La tensione è alta dopo la recente notizia degli spari in direzione dei soccorritori di Mediterranea, esplosi da una motovedetta di Tripoli giovedì, durante il soccorso di una cinquantina di naufraghi. L’ennesima violenza della sedicente «guardia costiera», che nell’ultimo periodo si sta mostrando più aggressiva. In lontananza si intravede proprio una motovedetta libica. Il numero impresso sul fianco, il 658, dice che si tratta della stessa che se l’è presa con la Ong italiana: si chiama Fezzan, è un pattugliatore classe Corrubia, grigio, costruito per la guardia di finanza italiana e poi regalato ai libici.

IL SOCCORSO VA AVANTI. Per primi sono portati al sicuro i bambini. Subito dopo si capisce che le persone da aiutare non sono solo quelle visibili: c’è un secondo piano in una delle barche. Dentro un giovane è in stato di incoscienza. I compagni di viaggio aiutano a spostare il suo corpo per portarlo il prima possibile sulla nave dove lo attende il personale sanitario. «Ha ripreso conoscenza, ma rimane sotto osservazione», dichiara Sara Chessa, del team medico.

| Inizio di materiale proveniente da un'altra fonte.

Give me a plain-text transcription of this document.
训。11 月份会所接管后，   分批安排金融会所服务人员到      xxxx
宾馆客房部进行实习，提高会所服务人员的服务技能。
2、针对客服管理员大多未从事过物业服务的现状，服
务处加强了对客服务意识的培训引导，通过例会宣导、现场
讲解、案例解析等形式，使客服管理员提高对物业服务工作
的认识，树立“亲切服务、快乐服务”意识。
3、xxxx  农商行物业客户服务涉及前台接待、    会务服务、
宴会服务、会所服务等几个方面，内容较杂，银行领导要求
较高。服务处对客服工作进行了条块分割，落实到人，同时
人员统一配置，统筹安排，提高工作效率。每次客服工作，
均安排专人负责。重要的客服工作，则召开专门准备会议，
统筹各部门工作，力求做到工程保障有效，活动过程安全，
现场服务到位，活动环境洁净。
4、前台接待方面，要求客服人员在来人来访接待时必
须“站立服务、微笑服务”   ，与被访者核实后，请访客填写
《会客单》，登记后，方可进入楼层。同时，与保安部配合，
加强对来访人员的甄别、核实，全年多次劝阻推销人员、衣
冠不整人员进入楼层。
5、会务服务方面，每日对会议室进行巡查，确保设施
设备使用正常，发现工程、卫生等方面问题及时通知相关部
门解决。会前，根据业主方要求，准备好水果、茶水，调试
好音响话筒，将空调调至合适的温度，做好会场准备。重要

Le due barche, di 10 e 12 metri, hanno lasciato le coste della Libia la stessa notte, tra giovedì e venerdì, ma da due porti diversi: Sabratha e Zawiya. Per i migranti, però, il viaggio è iniziato molto prima. Malek è partito dall’Eritrea quando aveva 22 anni, oggi ne ha 26. L’ex colonia italiana è sotto il giogo di una dittatura, il paese è militarizzato, la leva obbligatoria è spesso a tempo indeterminato. «Quello che desidero di più è trovarmi in un posto sicuro, tranquillo. In Eritrea non posso tornare», spiega guardando il mare. Poi sorride, finalmente.

I TEMPI SONO stati più rapidi per Mohammed, 21enne, partito dal Bangladesh sei mesi fa. «Sono scappato da Dakka perché non sapevo come mangiare, c’è una povertà estrema – dice – Il mio sogno è che la mia famiglia un giorno mi raggiunga». Dopo la partenza ha attraversato Arabia Saudita, Egitto e poi Libia. L’espressione del suo volto cambia quando viene nominata quest’ultima. Una reazione comune a molti altri.

Tra i 200 soccorsi, 21 sono donne e 14 minori. Tra loro 8 non accompagnati. «Sono qui con mio fratello, vorremmo raggiungere dei parenti in Olanda – dice Fatima (nome di fantasia), un’adolescente di origine siriana – Vogliamo continuare a studiare, ma nel nostro paese ci sono guerra, fame, povertà».

MENTRE SCRIVIAMO i soccorritori della Life Support si stanno preparando a un terzo intervento. A metà pomeriggio è arrivata la richiesta d’aiuto da un’altra barca: si sa solo che è sovraffollata. Il fatto è stato comunicato alle autorità e si attendono istruzioni: il decreto Piantedosi ostacola e punisce le Ong che realizzano più di un soccorso. Si rischia il fermo della nave.

Questa volta, almeno, le persone in pericolo sono sulla rotta verso il porto assegnato dal Viminale. Un porto lontano, come ormai accade ogni volta: Ravenna. «Sono quattro giorni di navigazione in più – afferma Anabel Montes Mier, esperta capomissione che ha solcato il Mediterraneo in lungo e in largo con diverse Ong – Una prassi che aumenta il livello di sofferenza delle persone: si sarebbe potuto evitare assegnando una meta più vicina, in Sicilia per esempio».

NEL SUO PRIMO anno la Life Support, che ha già salvato 1.542 in totale, è stata costretta a trascorrere la metà dei giorni complessivi di navigazione nelle rotte verso i porti lontani. Distanze e attese che sguarniscono il mare dai soccorritori, mentre le persone continuano ad annegare.